Five months later during the CSU elections, Riaz and Advance have in their campaign promises a part on transparency. They want to publish online weekly reports for students to see. According to him the initiative would be: “to explain what is going on and where the money is being spent and why it’s being spent the way that it is.”

As far as Riaz being transparent goes, we have our reservations about his desire to do so. Similar reservations apply to anybody who would consciously decide to run in a team led by a main architect of the past year’s CSU dysfunction.

For ACT the set of problems is different. Rather than coming from bad experience, it comes from a lack of experience.

Perhaps due to the fact that the team is comprised almost exclusively of people from the Concordia Model UN, rather than from the CSU, the team appears to have a poor grasp on what services are already available at Concordia. Based on their platform it’s not even clear that they know the difference between a club and a fee levy organization.

Much of the ACT platform promises things that exist already. They promise to create a CSU “tech bank,” where students could rent things like projectors. This already exists in the Webster Library’s Technology Sandbox. Another promise is to create “inter-university games,” where students would compete in sports and academic events. Again, many similar events and groups already exist and see participation from Concordia—such as the Jeux de la communication, the Stingers, and many others.

Worse, still, are some of the ACT promises that are simply not within the CSU’s capacity. One of their key promises, which has gained significant attention, is to implement a fall reading week. Of course, this is a good idea—as students, we would love to have the extra week off.
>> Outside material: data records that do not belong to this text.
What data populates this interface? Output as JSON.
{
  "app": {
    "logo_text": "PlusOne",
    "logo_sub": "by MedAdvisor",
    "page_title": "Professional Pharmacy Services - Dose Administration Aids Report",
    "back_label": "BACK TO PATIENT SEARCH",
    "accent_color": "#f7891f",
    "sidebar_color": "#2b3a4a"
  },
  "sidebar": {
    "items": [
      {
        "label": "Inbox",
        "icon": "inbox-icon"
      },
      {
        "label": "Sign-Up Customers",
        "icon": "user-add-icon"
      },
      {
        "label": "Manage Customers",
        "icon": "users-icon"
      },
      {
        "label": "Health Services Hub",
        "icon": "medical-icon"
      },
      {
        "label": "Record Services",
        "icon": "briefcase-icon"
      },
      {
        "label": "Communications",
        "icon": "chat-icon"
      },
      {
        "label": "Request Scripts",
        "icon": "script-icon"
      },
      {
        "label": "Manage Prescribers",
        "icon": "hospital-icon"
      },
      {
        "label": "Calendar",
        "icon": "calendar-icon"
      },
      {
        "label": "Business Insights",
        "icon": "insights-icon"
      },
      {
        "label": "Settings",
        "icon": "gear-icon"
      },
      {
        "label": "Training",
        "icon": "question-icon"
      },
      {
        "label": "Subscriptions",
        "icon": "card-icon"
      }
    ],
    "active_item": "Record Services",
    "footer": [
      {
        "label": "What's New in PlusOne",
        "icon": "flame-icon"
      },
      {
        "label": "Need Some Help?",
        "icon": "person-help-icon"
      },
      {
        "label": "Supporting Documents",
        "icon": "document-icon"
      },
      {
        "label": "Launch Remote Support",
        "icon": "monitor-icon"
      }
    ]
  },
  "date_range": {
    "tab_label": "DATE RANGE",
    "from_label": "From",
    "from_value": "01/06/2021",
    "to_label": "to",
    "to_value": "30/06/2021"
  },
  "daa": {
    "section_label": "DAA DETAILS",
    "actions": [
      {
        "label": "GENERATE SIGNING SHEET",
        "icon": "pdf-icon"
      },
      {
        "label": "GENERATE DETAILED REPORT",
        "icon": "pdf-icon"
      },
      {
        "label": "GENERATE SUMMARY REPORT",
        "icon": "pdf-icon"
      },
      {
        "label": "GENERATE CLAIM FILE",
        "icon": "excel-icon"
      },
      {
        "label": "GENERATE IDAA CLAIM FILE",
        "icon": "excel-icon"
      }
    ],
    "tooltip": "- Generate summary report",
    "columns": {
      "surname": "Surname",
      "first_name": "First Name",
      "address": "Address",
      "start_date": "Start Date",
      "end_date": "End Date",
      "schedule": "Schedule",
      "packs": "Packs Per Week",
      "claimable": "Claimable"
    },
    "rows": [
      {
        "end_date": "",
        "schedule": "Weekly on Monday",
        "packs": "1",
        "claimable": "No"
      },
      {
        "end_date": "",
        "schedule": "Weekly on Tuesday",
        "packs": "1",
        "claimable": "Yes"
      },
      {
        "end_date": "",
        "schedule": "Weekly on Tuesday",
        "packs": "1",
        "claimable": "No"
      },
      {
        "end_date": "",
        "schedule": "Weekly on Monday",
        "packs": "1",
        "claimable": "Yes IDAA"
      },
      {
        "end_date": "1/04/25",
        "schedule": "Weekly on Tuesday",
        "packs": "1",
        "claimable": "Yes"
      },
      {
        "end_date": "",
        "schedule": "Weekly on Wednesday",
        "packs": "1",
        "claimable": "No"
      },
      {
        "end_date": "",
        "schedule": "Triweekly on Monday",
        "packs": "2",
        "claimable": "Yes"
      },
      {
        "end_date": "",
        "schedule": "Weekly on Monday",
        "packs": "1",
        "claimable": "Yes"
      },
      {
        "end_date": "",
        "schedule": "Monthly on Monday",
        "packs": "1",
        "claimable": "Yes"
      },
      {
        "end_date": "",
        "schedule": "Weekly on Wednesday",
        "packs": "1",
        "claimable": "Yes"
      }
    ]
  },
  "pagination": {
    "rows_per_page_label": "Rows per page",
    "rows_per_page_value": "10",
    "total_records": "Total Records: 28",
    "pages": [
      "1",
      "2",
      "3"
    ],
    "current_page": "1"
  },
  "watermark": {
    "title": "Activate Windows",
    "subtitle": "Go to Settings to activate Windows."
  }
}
However, the CSU has no power to implement a fall reading week—that decision falls on the university itself, not the student union. While it was acknowledged in a post on their Facebook page that they would need to work with Concordia Senate and the Quebec Ministry of Higher Education, the team fails to acknowledge how unrealistic this goal is.

We don’t take endorsements lightly here at The Link. We know that no matter who is elected, mistakes and bad behaviour will happen, and we will continue to be critical of whichever group ends up in charge. That’s our job, and we take it seriously. But with the options laid out in front of us, the choice is obvious.

Only Speak Up has a platform that even attempts to deal with the sexual violence crisis that has dominated our school over the past year. Only Speak Up has a team that is both competent and trustworthy.

So we’re voting Speak Up, and we would encourage you to do the same.